The Bar have had success in recent weeks with the AGFS and I congratulate the CBA and its leaders for a job well done. That was the start and not the end of the fight. For the first time, there is a sense that the battle for hearts and minds is being won. Solicitors supported that action and many put themselves in the firing line: many have lost clients, some have had truly horrendous press reporting and unmitigated damage to their reputations. But we showed that when it counts, solicitors and barristers can work together.

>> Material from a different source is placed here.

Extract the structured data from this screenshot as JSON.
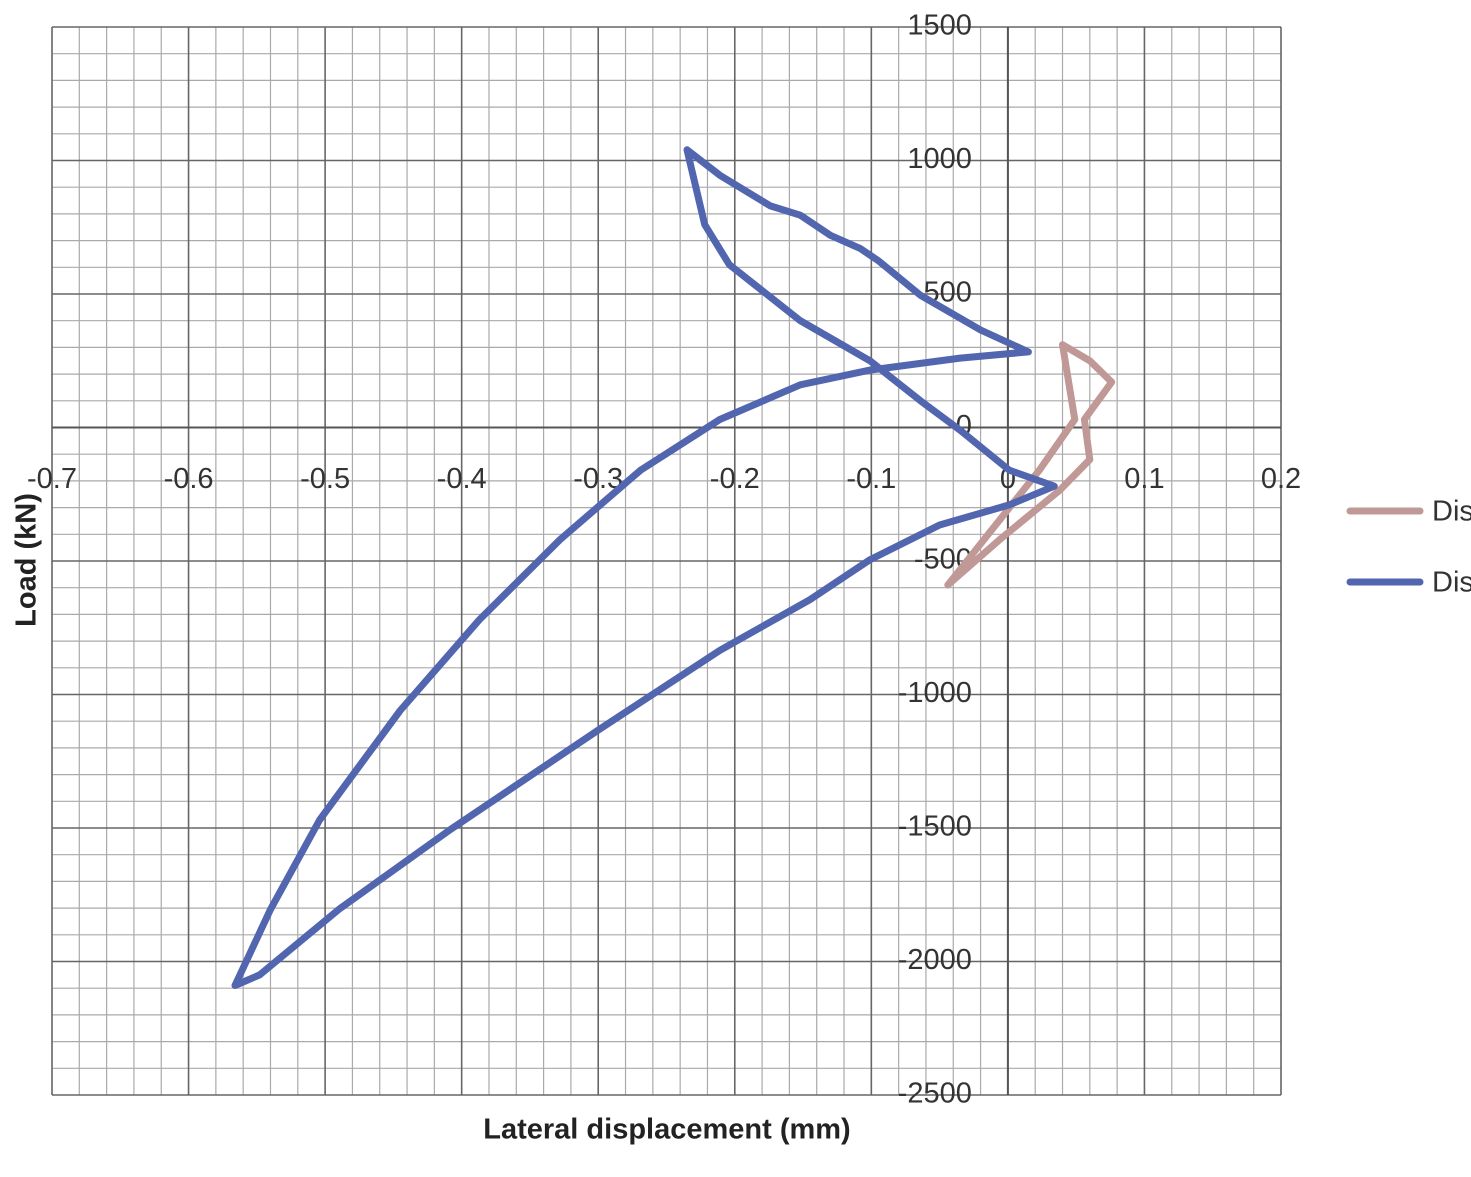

Now we must work together to address the HMCTS modernisation programme using the panacea of technology. Lessons have not been learnt by HMCTS. Hot on the heels of millions of pounds worth of ‘ClickShare’ equipment gathering dust in courtrooms across the land, the latest Deus ex machina: digitisation and virtual justice.  Technology can help, but it is not the silver bullet it is proclaimed to be. Reports in pilot areas for Virtual Courts show an increase in remands, custodial sentences and average sentence lengths. HMCTS recently boasted about how the Single Justice Procedure allowed cases to be processed in under a minute; Gone in Sixty Seconds is not just a Hollywood Blockbuster but a fact of legal life.

Modernisation is overdue: we continue to work in conditions which would not look out of place in Dickensian London. Dare to ask for disclosure of material Parliament intends you to have, or some time to look at those 20,000 pages served that day, “Please Sir, I want some more” will often draw the same response as that which poor Oliver Twist received. The all-nighter to knock up that quick schedule or read those 20,000 pages. Lunch, what is that? Read 1000s of pages of Unused for free? Of course. And then there’s listing practices…When I can order something online and it arrives within 2 hours, why can’t we do better than Warned Lists and Floating Trials.

The CLSA supports the CBA campaign on working conditions. 3am police station call-outs or all night reading a last minute NFE for a trial, the outcome is the same: we are damaging our health, our relationships and our work:life balance in a desperate attempt to keep the wheels spinning. But this is 2018 and that cannot and should not be a model for a successful modern justice system. Modernisation of the Justice System means doing away with these Victorian work practices. We may have been the grease that keeps the engine running, but this engine burns oil rather than fuel. Rather than much needed investment, the system is running on the sacrifice of our health and wellbeing whilst fees continue to fall in real terms as they have for decades. Is it any wonder why there is a recruitment and retention crisis for both sides of the profession ?

So ‘we are far more united and have far more in common with each other than things that divide us.’ We have seen with the recent AGFS battle that when we are working together, we can achieve what many thought was impossible. The true adversary; public, political and professional apathy is on the run. And that is reason to be hopeful.